Language support, including the ones nobody else covers

The English-only OCR sites are easy. The interesting ones handle Arabic right-to-left, Chinese ideograms, Japanese mixed scripts (Hiragana plus Katakana plus Kanji), Korean Hangul, Hindi Devanagari, Thai, and the various Indian scripts (Tamil, Telugu, Marathi, Bengali). All of those work here. So do the European combinations like English plus Spanish for bilingual documents, which is useful for Latin American business records, US-Mexico border paperwork, or community newsletters in mixed-language neighborhoods.

If you are reading a sign in a country whose alphabet you cannot type, the workflow is: pick that language from the dropdown, run extraction, then copy the result into Google Translate or DeepL. The OCR engine recognizes the script, the translator handles the meaning, and you get from photograph to English understanding in two clicks.
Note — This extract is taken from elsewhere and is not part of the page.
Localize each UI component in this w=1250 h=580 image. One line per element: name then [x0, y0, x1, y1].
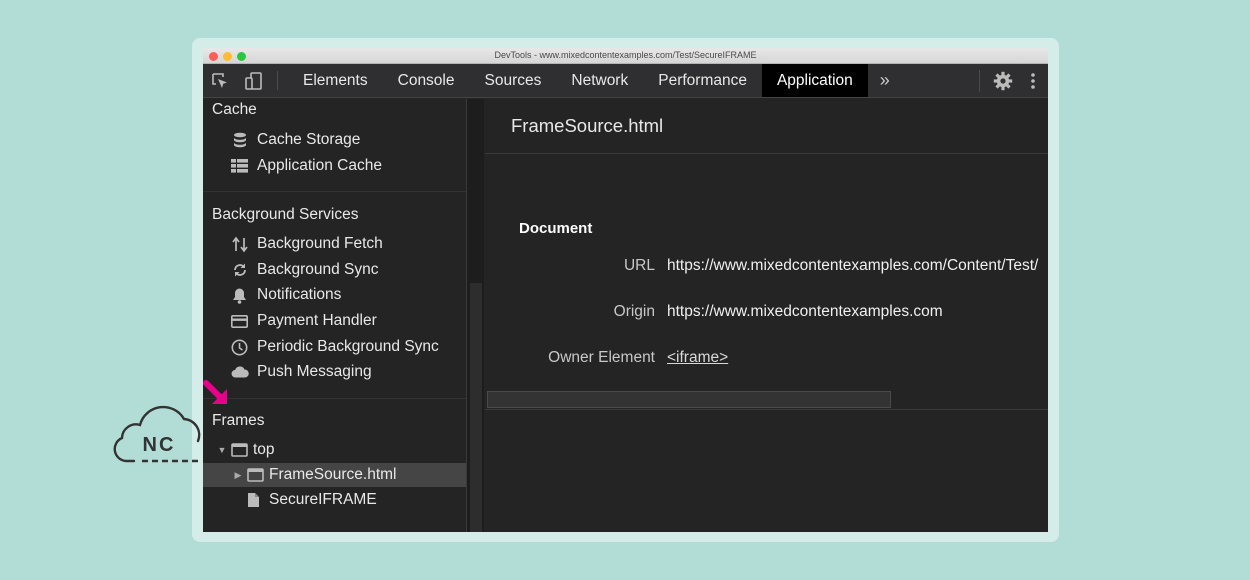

When OCR is not the right tool

Three cases where you should reach for something else. First, if your text is already in a PDF that was generated from a word processor (not scanned), open it in any reader and copy directly. OCR is for cases where the text is locked inside pixels, not for documents that already store text. Second, if the image is extremely low contrast or the text is artistic with heavy effects (drop shadows, neon outlines, stylized cursive), accuracy drops sharply. In those cases, try sharpening the image first or describing what it says manually. Third, for documents in dozens of languages mixed together, OCR usually picks one language at a time. The English plus Spanish or English plus French combinations work because those are common pairs, but trilingual scans need multiple passes.

Beyond plain text

For a clean text dump that you will paste into a document or email, the default TXT output is perfect. Markdown output adds a code-fence wrapper that is useful when you want to paste the extracted text into a Markdown editor, a developer documentation page, or a chat that supports formatting. JSON output is the most powerful: each word comes with x and y coordinates, a confidence score from 0 to 100, and the line and paragraph it belongs to. Use that if you are building a workflow that needs to flag uncertain words for manual review or rebuild the original layout.

The Preserve line breaks option, on by default, keeps the original line structure. Turn it off if you want flowing paragraph text. This matters for poems, code, addresses, and tables where the line breaks carry meaning. Turn it off for prose where you just want one paragraph.

Pairing with the other tools

If your source image is a HEIC from an iPhone, convert it to JPG first with the HEIC to JPG tool on the same site. If you need to shrink the input image first for memory reasons, the image compressor handles that. After extraction, if you want to count words or characters in what you pulled out, paste it into the word counter. All four tools run in the same browser without uploading anything, so a private workflow that goes photo to JPG to text to word count is one tab away.